Table Of Contents:
- What would you do with a commercial mortgage?
- Why should you buy instead of rent?
- How to use a commercial mortgage for raising capital
- What are the costs and repayment options for commercial mortgages?
- How to get a commercial mortgage
A commercial mortgage is comparable to a residential mortgage in concept, except that it is used to purchase a property (or raise funds for commercial reasons), rather than for domestic purposes. As with residential mortgages, the lender retains ownership of the property until the debt is fully repaid.
What would you do with a commercial mortgage?
A commercial mortgage can be used to purchase anything from hotels, restaurants and stores, to office buildings, factories, warehouses and farms. If the business and property are inextricably related (such as a hotel or restaurant), consumers may purchase both at the same time. When a property is purchased as a company location, the mortgage is referred to as a commercial “owner-occupier” mortgage.
A commercial mortgage can also be utilized for refinancing. People may choose to release capital from their existing business property in order to expand or develop their premises or facilities, or simply to raise funds for any other commercial purpose.
A commercial mortgage can also be used for other purposes, such as “buy-to-let” mortgages (people buy a property such as residential for investment purposes, then rent it out), or commercial “development” mortgages, in which people buy a property to develop and then sell it for a profit.
Why should you buy instead of rent?
Taking on a commercial mortgage is a significant step for your company and should be carefully studied before investing. But it can ultimately be a fantastic investment. Owning the business premises that you occupy can provide numerous benefits to your company:
- In most cases, the loan proceeds are not considered taxable income. Also, the interest payments are tax-deductible.
- You’ll have a clear repayment plan with terms and rates tailored to your specific circumstances. As such, you’ll be able to manage your financial flow better.
- Mortgage payments may be less expensive than rent.

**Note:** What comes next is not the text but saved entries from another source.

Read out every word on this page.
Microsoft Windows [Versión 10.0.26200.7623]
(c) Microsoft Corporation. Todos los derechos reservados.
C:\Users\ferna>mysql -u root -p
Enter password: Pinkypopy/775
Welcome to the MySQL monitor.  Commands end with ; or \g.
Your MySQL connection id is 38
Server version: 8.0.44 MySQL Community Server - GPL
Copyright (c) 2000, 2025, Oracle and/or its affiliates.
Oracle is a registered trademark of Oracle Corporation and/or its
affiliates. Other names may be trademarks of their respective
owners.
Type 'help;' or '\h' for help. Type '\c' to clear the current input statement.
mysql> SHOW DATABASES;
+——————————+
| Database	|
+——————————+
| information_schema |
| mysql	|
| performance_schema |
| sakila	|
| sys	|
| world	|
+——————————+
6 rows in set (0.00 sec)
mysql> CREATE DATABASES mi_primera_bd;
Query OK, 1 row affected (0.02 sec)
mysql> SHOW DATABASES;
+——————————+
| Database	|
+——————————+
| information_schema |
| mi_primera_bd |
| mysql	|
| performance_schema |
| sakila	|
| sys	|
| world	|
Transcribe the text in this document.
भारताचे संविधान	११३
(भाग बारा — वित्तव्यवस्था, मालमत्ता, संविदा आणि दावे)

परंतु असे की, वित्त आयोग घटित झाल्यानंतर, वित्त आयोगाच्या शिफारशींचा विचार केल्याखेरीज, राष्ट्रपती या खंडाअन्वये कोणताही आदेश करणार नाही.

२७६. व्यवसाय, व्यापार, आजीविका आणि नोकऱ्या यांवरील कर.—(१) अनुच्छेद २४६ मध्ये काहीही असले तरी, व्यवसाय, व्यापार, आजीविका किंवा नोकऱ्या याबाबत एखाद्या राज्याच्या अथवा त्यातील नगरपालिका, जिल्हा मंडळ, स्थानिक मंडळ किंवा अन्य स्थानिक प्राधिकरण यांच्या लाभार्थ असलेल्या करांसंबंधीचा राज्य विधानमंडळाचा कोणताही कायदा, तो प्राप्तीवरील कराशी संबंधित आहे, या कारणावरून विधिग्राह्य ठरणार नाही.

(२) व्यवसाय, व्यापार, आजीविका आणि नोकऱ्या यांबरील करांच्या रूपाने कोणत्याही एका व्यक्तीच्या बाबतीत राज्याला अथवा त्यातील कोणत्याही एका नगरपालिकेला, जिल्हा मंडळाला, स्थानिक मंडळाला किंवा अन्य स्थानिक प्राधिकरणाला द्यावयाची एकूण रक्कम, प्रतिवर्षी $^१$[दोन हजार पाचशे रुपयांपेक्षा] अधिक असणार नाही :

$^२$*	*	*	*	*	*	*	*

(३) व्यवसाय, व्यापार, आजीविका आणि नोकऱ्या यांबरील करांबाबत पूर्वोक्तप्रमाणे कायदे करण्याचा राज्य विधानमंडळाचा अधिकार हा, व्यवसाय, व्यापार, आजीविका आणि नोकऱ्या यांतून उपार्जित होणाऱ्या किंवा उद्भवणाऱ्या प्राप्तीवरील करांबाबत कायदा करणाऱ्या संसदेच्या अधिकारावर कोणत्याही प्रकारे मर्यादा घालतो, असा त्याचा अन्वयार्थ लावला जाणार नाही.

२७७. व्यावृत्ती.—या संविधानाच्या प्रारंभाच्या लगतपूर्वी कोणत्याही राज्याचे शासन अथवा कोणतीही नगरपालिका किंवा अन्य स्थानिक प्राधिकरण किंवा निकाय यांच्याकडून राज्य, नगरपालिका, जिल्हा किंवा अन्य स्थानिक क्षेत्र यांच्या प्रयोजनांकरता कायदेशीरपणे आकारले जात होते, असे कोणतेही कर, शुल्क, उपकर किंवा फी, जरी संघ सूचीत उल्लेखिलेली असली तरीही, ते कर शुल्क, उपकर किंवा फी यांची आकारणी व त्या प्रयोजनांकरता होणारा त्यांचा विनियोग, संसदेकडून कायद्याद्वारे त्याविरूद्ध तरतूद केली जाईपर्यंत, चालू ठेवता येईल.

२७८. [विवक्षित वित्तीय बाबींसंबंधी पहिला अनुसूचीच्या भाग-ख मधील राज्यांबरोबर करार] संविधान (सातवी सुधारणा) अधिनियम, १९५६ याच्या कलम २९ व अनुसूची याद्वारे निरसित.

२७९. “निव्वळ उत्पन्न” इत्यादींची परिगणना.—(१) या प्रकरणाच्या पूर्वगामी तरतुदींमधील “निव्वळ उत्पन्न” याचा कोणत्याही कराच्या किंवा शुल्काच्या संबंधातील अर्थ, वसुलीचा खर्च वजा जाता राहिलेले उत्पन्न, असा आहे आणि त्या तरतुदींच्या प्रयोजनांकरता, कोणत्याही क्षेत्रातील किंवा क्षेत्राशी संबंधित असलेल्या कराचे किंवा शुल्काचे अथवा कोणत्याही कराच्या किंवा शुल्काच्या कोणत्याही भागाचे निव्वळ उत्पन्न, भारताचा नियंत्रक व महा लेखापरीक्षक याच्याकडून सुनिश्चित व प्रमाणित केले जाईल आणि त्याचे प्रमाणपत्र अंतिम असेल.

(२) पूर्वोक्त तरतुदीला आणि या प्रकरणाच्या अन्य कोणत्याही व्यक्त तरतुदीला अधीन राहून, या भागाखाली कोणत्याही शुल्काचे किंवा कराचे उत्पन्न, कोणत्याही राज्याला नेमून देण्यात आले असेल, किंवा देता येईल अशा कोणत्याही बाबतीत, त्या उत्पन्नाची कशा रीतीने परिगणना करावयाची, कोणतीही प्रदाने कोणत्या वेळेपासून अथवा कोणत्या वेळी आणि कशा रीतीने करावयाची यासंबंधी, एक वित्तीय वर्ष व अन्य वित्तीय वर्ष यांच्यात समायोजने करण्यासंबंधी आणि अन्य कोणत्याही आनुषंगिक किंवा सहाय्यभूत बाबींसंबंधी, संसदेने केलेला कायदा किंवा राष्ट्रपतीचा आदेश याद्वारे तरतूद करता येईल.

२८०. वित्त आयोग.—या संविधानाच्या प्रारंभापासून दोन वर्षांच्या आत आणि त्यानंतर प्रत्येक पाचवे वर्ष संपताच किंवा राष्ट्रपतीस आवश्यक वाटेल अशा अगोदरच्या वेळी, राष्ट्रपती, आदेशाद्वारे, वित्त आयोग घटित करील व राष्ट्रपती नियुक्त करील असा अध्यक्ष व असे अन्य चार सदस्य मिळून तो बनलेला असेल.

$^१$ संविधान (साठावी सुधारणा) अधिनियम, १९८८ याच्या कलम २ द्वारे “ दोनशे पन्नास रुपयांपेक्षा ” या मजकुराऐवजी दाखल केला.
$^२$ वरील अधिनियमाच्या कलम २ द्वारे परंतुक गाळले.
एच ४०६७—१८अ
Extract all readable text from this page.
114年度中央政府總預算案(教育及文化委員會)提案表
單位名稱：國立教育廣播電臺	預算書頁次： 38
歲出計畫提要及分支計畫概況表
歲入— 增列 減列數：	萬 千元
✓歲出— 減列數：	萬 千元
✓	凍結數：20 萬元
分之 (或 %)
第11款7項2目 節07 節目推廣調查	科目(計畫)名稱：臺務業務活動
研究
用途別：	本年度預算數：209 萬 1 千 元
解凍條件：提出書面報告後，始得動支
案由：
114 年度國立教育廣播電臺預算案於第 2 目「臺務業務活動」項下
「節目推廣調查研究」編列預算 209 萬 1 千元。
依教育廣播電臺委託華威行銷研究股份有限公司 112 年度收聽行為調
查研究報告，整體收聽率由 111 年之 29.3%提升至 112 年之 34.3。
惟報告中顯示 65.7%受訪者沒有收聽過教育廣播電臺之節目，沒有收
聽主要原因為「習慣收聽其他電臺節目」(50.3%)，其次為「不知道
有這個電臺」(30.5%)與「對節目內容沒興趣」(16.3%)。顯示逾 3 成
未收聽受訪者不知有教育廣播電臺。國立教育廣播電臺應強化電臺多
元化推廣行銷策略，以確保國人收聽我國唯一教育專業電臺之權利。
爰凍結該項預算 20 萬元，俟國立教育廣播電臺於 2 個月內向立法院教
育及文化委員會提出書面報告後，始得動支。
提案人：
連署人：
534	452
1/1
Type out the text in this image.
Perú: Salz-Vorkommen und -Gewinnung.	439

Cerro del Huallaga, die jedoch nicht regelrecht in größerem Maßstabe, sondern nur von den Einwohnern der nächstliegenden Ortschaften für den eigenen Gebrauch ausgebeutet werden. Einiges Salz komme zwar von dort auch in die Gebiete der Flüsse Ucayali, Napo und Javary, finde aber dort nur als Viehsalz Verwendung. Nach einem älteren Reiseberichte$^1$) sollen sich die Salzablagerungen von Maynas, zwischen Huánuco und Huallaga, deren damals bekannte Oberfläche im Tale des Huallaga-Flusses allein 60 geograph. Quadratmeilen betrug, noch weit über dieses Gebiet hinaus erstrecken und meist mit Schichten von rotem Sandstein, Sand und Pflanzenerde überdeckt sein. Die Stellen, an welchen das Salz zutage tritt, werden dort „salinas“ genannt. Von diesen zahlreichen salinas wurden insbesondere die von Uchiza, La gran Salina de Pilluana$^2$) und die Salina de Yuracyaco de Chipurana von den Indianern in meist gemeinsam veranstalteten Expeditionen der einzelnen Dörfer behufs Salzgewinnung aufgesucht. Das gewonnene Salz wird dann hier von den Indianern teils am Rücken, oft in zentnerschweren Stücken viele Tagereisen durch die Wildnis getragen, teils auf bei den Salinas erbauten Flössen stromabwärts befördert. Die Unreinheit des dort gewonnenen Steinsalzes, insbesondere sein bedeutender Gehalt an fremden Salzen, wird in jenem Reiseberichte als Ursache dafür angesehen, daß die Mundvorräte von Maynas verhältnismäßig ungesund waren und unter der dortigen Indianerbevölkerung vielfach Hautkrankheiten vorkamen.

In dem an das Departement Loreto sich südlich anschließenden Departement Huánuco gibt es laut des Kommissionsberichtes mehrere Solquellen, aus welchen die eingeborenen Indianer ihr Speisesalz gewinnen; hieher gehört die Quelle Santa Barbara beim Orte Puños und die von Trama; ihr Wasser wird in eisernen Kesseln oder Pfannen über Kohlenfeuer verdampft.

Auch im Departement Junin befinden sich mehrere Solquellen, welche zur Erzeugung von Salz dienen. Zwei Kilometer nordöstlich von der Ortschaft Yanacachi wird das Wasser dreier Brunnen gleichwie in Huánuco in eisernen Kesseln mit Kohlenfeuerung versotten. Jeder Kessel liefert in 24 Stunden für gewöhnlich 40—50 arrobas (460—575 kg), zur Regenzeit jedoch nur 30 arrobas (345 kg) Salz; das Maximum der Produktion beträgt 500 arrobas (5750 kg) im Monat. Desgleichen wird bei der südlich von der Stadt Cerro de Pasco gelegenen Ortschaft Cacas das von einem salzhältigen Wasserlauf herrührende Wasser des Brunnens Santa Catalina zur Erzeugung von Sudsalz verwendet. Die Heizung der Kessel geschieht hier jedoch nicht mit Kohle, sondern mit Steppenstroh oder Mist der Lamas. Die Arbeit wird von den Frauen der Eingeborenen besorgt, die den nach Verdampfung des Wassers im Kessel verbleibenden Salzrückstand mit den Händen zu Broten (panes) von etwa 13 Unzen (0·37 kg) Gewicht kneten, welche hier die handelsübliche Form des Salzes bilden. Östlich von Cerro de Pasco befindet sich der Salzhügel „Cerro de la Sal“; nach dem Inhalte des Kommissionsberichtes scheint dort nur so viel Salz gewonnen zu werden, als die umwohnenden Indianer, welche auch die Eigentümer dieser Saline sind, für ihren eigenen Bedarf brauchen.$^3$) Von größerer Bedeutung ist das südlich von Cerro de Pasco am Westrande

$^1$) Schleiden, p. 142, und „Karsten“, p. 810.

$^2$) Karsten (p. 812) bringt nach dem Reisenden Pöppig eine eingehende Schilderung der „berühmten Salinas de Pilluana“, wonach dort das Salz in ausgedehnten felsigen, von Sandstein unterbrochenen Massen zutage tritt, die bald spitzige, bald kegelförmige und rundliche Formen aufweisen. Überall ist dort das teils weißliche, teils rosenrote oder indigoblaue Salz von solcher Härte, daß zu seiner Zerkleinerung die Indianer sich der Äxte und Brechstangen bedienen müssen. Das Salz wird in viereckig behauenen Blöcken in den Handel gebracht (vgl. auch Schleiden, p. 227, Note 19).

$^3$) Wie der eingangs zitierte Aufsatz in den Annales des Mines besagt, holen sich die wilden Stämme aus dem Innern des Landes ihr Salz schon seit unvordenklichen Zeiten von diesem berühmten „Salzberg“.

- Any real estate acquisition is an investment. Your asset’s value could rise dramatically, thereby increasing your capital.
- Subletting allows you to earn money. For example, if you have extra space on your property which you don’t need right now, you could make money by renting it out to another firm until you need it to expand.
How to use a commercial mortgage for raising capital
If you already own commercial property and require cash for your business for any reason, accessing the capital in your property through refinancing or remortgaging are viable options. Consider it a loan that can be utilized for any business purpose, not just expanding or renovating your facilities.
There are numerous advantages to doing so, which include:
- Commercial mortgages are typically easier than business loans, particularly for small enterprises, because the property serves as collateral for the lender.
- Commercial mortgages have an extended repayment term of 15 to 20 years, unlike many business loans with a short repayment duration, depending on the lender and your company’s financial situation.
The loan proceeds are not considered taxable income in most cases, and the interest payments are tax-deductible.